Maximilian Büsser was born in 1967 to a Swiss father and Indian mother, raised in Lausanne. He studied microengineering at EPFL, then joined Jaeger-LeCoultre in 1991 in product development. He moved to Harry Winston Rare Timepieces in 1998 as managing director; under Büsser, Harry Winston launched the Opus collaboration series with independent watchmakers (F.P. Journe, Vianney Halter, Antoine Preziuso, Christophe Claret) that put avant-garde watchmaking on the luxury map.
In 2005 Büsser left Harry Winston to found MB&F (Maximilian Büsser & Friends). The 'Friends' part was deliberate: the brand was structured around collaborations with multiple independent watchmakers and designers per piece, with Büsser as the conceptual architect. The first reference, the Horological Machine 1 (HM1), launched 2007, established the visual vocabulary: spaceship-influenced cases, exposed movement architecture, no traditional dial.
"I don't make watches. I make machines that happen to tell time.

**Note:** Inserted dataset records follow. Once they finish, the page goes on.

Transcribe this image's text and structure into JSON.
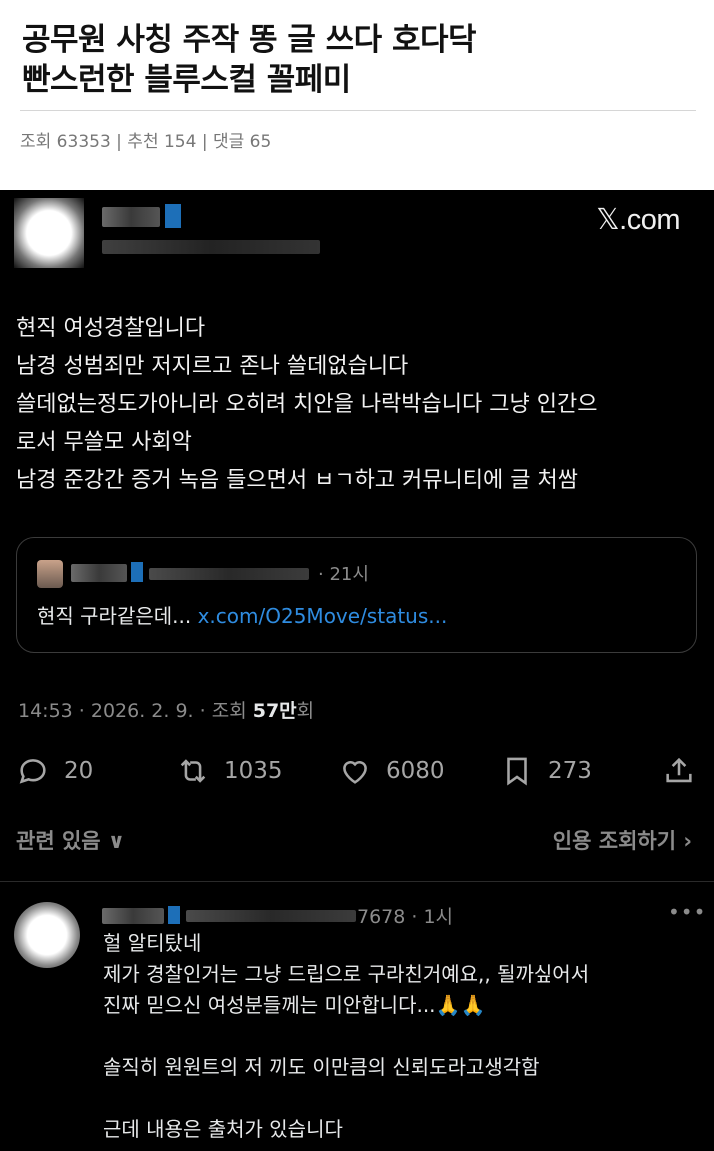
{
  "post": {
    "title_line1": "공무원 사칭 주작 똥 글 쓰다 호다닥",
    "title_line2": "빤스런한 블루스컬 꼴페미",
    "meta": "조회 63353 | 추천 154 | 댓글 65"
  },
  "tweet": {
    "brand": "𝕏.com",
    "lines": [
      "현직 여성경찰입니다",
      "남경 성범죄만 저지르고 존나 쓸데없습니다",
      "쓸데없는정도가아니라 오히려 치안을 나락박습니다 그냥 인간으",
      "로서 무쓸모 사회악",
      "남경 준강간 증거 녹음 들으면서 ㅂㄱ하고 커뮤니티에 글 처쌈"
    ],
    "quoted": {
      "time": "· 21시",
      "text": "현직 구라같은데... ",
      "link": "x.com/O25Move/status..."
    },
    "timestamp": "14:53 · 2026. 2. 9. · 조회 ",
    "views": "57만",
    "views_suffix": "회",
    "actions": {
      "replies": "20",
      "reposts": "1035",
      "likes": "6080",
      "bookmarks": "273"
    },
    "related": "관련 있음",
    "quotes_view": "인용 조회하기"
  },
  "reply": {
    "meta": "7678 · 1시",
    "more": "•••",
    "lines": [
      "헐 알티탔네",
      "제가 경찰인거는 그냥 드립으로 구라친거예요,, 될까싶어서",
      "진짜 믿으신 여성분들께는 미안합니다...🙏🙏",
      "",
      "솔직히 원원트의 저 끼도 이만큼의 신뢰도라고생각함",
      "",
      "근데 내용은 출처가 있습니다"
    ]
  }
}
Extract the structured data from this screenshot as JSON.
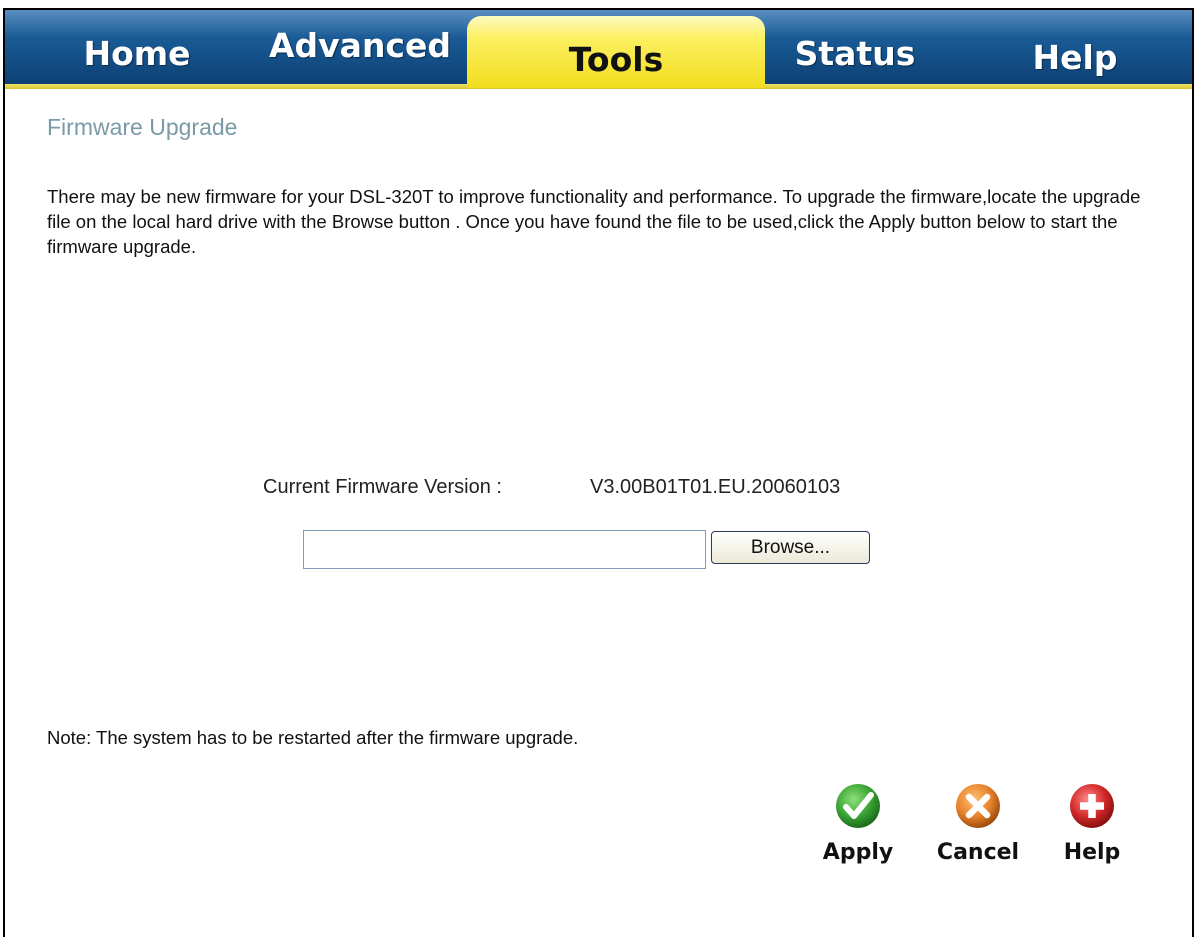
{
  "tabs": [
    {
      "label": "Home",
      "active": false
    },
    {
      "label": "Advanced",
      "active": false
    },
    {
      "label": "Tools",
      "active": true
    },
    {
      "label": "Status",
      "active": false
    },
    {
      "label": "Help",
      "active": false
    }
  ],
  "page": {
    "title": "Firmware Upgrade",
    "intro": "There may be new firmware for your DSL-320T to improve functionality and performance. To upgrade the firmware,locate the upgrade file on the local hard drive with the Browse button . Once you have found the file to be used,click the Apply button below to start the firmware upgrade.",
    "version_label": "Current Firmware Version :",
    "version_value": "V3.00B01T01.EU.20060103",
    "file_input_value": "",
    "browse_label": "Browse...",
    "note": "Note: The system has to be restarted after the firmware upgrade."
  },
  "actions": {
    "apply_label": "Apply",
    "cancel_label": "Cancel",
    "help_label": "Help"
  },
  "colors": {
    "tab_bar": "#1a5b96",
    "active_tab": "#fbf061",
    "title": "#7a9aa6",
    "apply_icon": "#3aa535",
    "cancel_icon": "#e8832a",
    "help_icon": "#d42a2a"
  },
  "icons": {
    "apply": "checkmark-icon",
    "cancel": "x-icon",
    "help": "plus-icon"
  }
}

The watch is the side effect of the machine."- Max Büsser on MB&F's design philosophy
MB&F's Horological Machines (HM1 through HM11+) are each a complete reinvention. HM2 (2008) was a digital-jumping-hour and retrograde-minutes watch; HM3 'Frog' (2009) put hour and minute domes on the dial; HM4 'Thunderbolt' (2010) was a twin-rotor jet-engine inspired piece; HM6 'Space Pirate' (2014) was a battlestar-galactica-inspired curved sapphire case. Each reference produces 33-66 pieces; combined annual output is ~250 watches.
The Legacy Machine series (LM1 launched 2011) is MB&F's classical line: round cases, balanced dials, traditional aesthetic, but with single-bridge floating balance wheels and architectural movement design. The LM Perpetual, LM101, LM Sequential Evo, and LM Thunderdome are the canonical references. Retail CHF 60,000-200,000 across the catalogue. MB&F has won multiple GPHG awards and is the most-cited reference for modern avant-garde watchmaking. Büsser remains creative director and majority shareholder.